In his 20s in Vienna, Beethoven was in sympathy with Bonaparte. He abandoned powdered wigs in favor of his own dark unruly hair and he was socially popular as a kind of revolutionary bad boy in the salons. He wasn’t yet deaf, he wore nice clothes even though he was poor because he was trying to prove himself. He was mainly a performer and improvisor, and the women thought he was cute. A to-do list of his from this time includes buying silk stockings and signing up for dancing lessons.

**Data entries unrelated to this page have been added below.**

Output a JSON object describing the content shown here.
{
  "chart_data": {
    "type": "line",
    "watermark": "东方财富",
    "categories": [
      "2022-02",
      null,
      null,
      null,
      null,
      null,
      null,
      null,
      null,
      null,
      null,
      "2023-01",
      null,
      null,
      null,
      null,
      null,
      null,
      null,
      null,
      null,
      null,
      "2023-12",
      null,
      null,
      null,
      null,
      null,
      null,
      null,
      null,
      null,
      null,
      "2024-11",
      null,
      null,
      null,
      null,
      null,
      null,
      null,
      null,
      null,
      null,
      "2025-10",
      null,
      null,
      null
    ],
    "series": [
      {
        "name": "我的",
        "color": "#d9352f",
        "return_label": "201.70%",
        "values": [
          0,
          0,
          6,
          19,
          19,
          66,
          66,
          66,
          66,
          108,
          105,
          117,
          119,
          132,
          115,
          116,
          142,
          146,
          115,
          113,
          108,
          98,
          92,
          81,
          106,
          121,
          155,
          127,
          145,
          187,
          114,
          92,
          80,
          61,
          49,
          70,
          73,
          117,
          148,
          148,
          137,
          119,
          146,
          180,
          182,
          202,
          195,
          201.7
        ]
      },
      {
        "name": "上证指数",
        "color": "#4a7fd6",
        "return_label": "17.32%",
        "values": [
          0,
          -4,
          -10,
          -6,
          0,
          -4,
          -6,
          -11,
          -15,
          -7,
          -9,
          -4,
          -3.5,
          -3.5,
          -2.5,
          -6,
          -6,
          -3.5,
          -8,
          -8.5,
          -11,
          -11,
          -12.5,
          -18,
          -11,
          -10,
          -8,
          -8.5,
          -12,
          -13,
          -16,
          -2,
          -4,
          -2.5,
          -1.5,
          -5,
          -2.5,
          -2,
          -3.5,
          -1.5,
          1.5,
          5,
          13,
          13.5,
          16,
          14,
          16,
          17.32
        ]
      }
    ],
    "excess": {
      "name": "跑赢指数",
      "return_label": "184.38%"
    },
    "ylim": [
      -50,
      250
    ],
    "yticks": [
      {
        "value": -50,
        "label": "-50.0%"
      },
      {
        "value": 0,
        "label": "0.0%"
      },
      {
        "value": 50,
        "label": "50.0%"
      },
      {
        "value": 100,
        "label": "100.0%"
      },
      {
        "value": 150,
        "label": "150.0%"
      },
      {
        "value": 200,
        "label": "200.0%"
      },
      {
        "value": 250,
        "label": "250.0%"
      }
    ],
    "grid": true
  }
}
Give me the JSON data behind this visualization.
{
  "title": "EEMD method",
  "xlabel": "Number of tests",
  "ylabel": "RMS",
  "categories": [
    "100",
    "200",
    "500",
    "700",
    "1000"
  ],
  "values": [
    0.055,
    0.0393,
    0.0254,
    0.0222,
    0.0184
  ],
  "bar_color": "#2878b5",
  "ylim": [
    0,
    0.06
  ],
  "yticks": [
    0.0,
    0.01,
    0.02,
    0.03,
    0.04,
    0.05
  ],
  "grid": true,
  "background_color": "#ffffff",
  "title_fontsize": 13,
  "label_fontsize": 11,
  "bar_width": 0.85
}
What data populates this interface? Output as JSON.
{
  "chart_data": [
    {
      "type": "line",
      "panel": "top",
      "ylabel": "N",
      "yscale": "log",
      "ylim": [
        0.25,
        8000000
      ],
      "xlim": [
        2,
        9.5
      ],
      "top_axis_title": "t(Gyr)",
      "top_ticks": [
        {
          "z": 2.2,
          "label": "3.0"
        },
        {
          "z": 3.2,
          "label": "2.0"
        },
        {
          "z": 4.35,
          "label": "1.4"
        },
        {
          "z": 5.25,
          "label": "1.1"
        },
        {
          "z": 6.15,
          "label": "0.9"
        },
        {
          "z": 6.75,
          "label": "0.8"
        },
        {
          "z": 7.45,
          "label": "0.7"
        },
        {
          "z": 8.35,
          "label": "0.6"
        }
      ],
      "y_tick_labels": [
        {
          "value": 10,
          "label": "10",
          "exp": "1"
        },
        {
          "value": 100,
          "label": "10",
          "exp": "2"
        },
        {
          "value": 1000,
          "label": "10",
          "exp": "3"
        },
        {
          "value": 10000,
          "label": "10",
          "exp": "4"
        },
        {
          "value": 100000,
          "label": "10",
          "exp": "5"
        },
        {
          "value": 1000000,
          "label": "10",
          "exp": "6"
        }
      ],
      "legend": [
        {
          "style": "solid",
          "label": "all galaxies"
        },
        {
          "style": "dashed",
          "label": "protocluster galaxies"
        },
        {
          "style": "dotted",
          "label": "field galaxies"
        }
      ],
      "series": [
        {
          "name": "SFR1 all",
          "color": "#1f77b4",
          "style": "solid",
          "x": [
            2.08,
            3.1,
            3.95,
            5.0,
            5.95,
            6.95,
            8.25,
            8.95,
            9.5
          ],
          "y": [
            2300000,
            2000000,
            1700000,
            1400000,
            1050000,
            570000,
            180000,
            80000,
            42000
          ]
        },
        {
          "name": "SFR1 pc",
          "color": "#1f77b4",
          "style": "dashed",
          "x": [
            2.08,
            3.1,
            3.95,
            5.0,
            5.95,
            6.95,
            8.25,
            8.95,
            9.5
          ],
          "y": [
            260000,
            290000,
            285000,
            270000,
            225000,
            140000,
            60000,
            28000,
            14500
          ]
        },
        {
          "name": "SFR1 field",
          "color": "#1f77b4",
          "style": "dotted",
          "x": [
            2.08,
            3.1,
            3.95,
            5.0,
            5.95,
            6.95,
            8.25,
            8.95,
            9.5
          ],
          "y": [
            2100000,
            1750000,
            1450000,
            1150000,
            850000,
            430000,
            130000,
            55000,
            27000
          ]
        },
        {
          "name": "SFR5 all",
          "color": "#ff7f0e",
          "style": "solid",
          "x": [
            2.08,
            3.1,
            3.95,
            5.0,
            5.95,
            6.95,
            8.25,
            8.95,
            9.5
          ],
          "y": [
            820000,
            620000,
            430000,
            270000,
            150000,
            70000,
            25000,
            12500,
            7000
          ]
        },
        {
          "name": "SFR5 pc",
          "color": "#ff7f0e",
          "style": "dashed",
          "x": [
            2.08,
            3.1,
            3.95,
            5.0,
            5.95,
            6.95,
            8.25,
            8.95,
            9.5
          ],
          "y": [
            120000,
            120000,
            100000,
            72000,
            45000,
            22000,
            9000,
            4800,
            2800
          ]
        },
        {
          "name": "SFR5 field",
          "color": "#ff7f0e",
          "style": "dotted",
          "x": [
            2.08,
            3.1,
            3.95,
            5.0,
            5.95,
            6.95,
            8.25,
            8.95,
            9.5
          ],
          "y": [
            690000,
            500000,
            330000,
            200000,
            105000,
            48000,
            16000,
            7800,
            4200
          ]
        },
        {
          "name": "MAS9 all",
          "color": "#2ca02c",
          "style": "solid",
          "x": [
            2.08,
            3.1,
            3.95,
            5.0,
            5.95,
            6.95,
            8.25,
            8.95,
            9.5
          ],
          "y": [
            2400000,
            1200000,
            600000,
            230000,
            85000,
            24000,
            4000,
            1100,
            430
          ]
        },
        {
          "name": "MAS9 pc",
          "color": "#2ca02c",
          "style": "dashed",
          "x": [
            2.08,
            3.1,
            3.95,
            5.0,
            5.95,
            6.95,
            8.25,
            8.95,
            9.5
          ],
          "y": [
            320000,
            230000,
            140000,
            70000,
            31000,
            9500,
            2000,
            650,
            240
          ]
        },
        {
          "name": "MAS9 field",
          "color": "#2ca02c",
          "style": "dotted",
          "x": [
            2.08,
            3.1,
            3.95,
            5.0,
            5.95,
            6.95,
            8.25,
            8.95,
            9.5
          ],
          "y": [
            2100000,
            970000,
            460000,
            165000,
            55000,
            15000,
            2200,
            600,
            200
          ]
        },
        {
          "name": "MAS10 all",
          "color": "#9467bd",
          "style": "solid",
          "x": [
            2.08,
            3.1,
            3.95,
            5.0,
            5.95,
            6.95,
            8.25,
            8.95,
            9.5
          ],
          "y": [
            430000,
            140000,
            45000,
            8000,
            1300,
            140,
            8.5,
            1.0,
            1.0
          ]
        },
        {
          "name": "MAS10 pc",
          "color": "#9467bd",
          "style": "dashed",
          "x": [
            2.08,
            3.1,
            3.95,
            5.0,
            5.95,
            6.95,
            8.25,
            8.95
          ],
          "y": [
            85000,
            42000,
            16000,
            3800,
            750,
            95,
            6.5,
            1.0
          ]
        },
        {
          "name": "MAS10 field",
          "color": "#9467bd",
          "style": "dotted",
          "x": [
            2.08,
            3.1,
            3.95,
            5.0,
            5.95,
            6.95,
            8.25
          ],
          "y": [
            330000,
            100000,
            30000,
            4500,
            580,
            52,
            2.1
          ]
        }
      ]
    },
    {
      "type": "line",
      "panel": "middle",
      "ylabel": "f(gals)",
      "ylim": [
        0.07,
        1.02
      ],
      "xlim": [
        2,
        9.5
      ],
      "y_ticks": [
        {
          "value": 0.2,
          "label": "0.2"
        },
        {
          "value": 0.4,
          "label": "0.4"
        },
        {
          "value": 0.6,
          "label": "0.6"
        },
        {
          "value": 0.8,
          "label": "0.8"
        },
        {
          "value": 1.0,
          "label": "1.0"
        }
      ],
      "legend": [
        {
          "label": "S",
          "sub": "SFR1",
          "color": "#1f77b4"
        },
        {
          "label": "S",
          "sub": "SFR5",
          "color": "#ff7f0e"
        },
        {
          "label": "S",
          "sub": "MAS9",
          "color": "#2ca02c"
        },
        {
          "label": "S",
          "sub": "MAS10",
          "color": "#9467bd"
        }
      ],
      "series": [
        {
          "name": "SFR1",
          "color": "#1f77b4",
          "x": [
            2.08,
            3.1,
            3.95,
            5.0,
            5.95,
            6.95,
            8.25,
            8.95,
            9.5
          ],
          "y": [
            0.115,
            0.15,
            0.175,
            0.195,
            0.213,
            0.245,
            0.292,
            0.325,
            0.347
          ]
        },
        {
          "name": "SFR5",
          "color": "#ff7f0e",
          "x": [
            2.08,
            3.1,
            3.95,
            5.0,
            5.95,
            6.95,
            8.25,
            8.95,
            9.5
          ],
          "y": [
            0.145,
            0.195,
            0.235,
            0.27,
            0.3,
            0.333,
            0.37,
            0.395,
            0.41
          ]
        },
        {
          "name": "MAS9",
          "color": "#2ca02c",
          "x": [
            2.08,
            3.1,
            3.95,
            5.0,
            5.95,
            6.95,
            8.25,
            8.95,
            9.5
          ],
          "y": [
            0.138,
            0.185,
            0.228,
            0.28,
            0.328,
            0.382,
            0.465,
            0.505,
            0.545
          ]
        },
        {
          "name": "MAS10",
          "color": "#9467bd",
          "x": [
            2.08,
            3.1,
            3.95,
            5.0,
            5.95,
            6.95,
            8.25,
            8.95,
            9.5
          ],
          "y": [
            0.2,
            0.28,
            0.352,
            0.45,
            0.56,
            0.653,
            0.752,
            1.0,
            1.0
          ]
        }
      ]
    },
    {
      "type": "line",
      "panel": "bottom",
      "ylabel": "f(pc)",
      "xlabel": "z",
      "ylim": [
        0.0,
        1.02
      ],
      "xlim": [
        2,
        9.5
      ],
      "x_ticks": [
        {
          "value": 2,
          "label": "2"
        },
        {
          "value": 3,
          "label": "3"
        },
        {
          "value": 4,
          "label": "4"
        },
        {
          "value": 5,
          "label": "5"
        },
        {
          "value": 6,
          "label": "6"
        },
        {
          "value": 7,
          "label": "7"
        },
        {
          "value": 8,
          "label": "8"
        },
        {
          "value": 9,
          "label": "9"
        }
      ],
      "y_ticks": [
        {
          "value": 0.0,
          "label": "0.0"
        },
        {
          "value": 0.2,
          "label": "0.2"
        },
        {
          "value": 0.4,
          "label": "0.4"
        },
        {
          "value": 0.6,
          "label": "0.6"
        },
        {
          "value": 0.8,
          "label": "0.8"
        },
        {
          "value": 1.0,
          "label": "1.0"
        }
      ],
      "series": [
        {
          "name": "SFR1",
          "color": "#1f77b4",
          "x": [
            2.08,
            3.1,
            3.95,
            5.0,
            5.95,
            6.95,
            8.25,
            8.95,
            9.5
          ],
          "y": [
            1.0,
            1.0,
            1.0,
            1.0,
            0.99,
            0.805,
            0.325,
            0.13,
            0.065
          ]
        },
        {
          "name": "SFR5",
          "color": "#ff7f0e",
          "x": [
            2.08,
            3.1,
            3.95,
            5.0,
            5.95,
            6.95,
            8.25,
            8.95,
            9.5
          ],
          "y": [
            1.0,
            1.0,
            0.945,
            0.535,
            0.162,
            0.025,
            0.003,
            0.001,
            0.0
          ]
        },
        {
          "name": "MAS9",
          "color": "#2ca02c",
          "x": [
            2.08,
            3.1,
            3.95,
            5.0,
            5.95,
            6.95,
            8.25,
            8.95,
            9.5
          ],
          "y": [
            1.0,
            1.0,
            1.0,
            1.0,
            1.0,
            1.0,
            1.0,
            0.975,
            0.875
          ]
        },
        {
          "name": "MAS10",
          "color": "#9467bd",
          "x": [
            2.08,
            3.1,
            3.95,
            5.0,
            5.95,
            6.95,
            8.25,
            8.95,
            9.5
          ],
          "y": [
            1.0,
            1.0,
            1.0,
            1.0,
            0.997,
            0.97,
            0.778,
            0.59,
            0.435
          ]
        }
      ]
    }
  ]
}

In Vienna it was very soon recognized that Beethoven had genius. In those days it wasn’t that you were a genius, but you had a genius, kind of like a household spirit, like a genie, that would enter you to inform you. this very much described Beethoven, who drew inspiration from Nature and felt he was a personal dialogue with the Divine.
By the end of his life, Beethoven had become an almost stone deaf, famous but very eccentric and curmudgeonly individual. Many visitors from out of town dropped by his apartment as a kind of local landmark, and wrote accounts of how incredibly messy it was. Every morning, Beethoven composed, then went out for a walk, shouting at friends in the street. He took supper in a tavern, polished off a lot of wine, read the newspapers, and sometimes ended up ranting to others in the tavern about the sorry state of democracy.
ABOUT PIANOS:
The instrument that we now call the piano morphed hugely during Beethoven’s life. If you think of your very first internet device and your current one, you get the idea, except that pianos grew instead of shrinking. The first Beethoven’s sonata is written for a small, easily lifted piano that had five octaves and knee-lever pedals. The last sonata is for a much heavier piece of furniture: a six-and-a-half octave piano with foot pedals.